Should returnees have voting rights? Should they influence public policy? How much say should non-resident or newly resident citizens have in shaping national debates?
These are not abstract questions. They sit at the intersection of sovereignty and identity, long examined within Political Sociology and Transnationalism. Man is a political animal!
A politically active diaspora can bring fresh ideas, advocacy, and global attention. But it can also trigger suspicion—particularly if local populations perceive external influence as overriding domestic priorities.
In a polarized global environment, even well-intentioned activism can be recast as interference. Ghana needs to tap into extant best practices and either adopt them or adapt them to the Ghanaian situation.
Class, Perception, and the Risk of Social Distance
Not all tensions are ideological. Some are simply about perception. Different forms of capital—economic, cultural, social—shape power and status.

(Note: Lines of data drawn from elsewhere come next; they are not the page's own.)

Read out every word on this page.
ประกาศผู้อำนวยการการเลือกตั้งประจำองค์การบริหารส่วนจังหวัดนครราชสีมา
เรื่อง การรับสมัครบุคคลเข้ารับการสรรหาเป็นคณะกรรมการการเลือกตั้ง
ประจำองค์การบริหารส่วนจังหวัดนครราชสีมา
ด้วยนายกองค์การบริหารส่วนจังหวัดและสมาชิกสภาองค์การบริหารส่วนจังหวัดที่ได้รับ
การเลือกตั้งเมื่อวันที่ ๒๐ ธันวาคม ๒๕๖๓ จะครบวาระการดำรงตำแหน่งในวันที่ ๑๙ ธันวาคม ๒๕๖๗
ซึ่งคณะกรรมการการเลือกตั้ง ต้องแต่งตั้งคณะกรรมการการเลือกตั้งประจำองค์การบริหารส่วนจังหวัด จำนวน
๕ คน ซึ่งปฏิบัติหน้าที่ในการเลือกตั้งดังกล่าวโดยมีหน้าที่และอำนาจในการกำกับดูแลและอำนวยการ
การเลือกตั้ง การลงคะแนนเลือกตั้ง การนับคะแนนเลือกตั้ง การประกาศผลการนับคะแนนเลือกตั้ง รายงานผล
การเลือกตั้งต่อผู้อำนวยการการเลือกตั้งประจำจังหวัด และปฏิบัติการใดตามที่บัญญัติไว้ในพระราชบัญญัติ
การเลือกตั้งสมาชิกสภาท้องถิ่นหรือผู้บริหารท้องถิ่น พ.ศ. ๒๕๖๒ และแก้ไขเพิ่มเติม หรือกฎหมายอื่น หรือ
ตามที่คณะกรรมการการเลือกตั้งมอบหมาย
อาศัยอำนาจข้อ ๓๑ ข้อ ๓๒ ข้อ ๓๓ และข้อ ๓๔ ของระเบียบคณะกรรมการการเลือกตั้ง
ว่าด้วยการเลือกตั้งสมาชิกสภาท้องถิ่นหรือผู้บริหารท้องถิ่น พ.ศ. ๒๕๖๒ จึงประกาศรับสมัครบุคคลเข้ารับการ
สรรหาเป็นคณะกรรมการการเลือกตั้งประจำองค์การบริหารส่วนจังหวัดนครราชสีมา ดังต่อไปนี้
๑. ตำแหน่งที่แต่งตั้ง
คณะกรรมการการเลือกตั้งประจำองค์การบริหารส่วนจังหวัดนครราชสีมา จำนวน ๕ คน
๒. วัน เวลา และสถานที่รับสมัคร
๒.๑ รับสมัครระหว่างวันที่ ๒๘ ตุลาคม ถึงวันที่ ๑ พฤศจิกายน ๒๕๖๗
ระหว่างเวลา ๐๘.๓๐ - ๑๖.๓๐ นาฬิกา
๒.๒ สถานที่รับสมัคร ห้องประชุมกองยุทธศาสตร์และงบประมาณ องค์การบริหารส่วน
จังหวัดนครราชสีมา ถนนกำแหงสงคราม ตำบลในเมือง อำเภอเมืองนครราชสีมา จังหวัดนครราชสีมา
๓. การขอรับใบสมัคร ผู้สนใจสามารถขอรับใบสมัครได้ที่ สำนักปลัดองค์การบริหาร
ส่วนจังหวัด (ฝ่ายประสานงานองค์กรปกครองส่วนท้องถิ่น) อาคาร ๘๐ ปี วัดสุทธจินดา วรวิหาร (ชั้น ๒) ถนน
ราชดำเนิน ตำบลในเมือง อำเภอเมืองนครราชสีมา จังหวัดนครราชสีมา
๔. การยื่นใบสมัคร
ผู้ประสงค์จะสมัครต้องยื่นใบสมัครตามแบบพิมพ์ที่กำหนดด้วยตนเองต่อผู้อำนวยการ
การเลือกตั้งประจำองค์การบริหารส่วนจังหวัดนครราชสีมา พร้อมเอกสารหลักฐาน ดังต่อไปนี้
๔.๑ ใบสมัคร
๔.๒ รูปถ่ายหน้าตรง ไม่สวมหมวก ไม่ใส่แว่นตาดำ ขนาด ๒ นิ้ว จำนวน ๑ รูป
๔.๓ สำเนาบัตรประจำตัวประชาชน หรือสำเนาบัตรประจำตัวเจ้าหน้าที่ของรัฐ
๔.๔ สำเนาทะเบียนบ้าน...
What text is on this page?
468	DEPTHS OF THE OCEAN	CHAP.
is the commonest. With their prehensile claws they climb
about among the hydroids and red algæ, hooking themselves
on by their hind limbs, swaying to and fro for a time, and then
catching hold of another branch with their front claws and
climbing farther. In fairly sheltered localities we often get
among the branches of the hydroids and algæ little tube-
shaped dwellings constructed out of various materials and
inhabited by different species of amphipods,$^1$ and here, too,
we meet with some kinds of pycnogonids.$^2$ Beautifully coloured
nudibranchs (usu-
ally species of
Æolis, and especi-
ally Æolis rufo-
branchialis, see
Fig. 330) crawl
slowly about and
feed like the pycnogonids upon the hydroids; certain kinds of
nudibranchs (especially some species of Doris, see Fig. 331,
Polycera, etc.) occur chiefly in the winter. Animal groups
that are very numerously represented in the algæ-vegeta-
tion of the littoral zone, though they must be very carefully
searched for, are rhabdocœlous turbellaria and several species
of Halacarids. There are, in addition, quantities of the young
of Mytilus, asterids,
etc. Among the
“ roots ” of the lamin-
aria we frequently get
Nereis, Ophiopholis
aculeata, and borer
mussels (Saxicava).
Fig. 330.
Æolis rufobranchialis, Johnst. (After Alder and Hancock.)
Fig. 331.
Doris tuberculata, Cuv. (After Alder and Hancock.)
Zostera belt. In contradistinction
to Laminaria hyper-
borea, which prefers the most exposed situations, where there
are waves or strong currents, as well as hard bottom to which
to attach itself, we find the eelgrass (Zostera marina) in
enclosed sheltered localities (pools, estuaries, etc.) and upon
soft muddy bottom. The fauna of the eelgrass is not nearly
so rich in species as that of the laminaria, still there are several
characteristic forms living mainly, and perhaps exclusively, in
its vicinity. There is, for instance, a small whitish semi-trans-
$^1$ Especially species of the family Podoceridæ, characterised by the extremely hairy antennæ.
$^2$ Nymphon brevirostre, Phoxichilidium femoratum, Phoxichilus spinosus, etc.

Returnees may possess global cultural capital (education, accent, networks) that elevates their social standing, even when their actual wealth varies.
This can create social distance.
Exclusive neighborhoods, curated social spaces, and “diaspora bubbles” risk reinforcing a divide between locals and returnees. Over time, stereotypes can take hold on both sides—of entitlement, of exclusion, of misunderstanding.
And once social distance sets in, even minor disagreements can escalate into broader tensions.
Building Harmony Is Not Automatic
None of these tensions are inevitable. But neither are they imaginary.
If Ghana is to sustain a large-scale return movement, it must move beyond celebration to preparation.
That means:
– Structured cultural orientation for returnees
– Policies that encourage joint economic participation, not displacement
– Clear legal frameworks around rights and responsibilities
– Public dialogue platforms involving religious leaders, scholars, and civil society
– Media narratives that humanize both locals and returnees
Above all, it requires a shift in mindset: from assuming unity to actively building it.
A Shared Future, If Carefully Built
The return of the diaspora is one of the most compelling stories of the 21st century—a chance to reconnect history with possibility.
But unity cannot be based on sentiment alone.
It must be negotiated across differences in culture, values, and power. It must recognize that “home” is not just a place of origin, but a living society with its own rhythms and realities.
If Ghana can navigate these complexities, it has the opportunity to model a new kind of global belonging—one that is honest about its tensions, and deliberate about its harmony.
If not, the promise of return could become a source of division rather than renewal.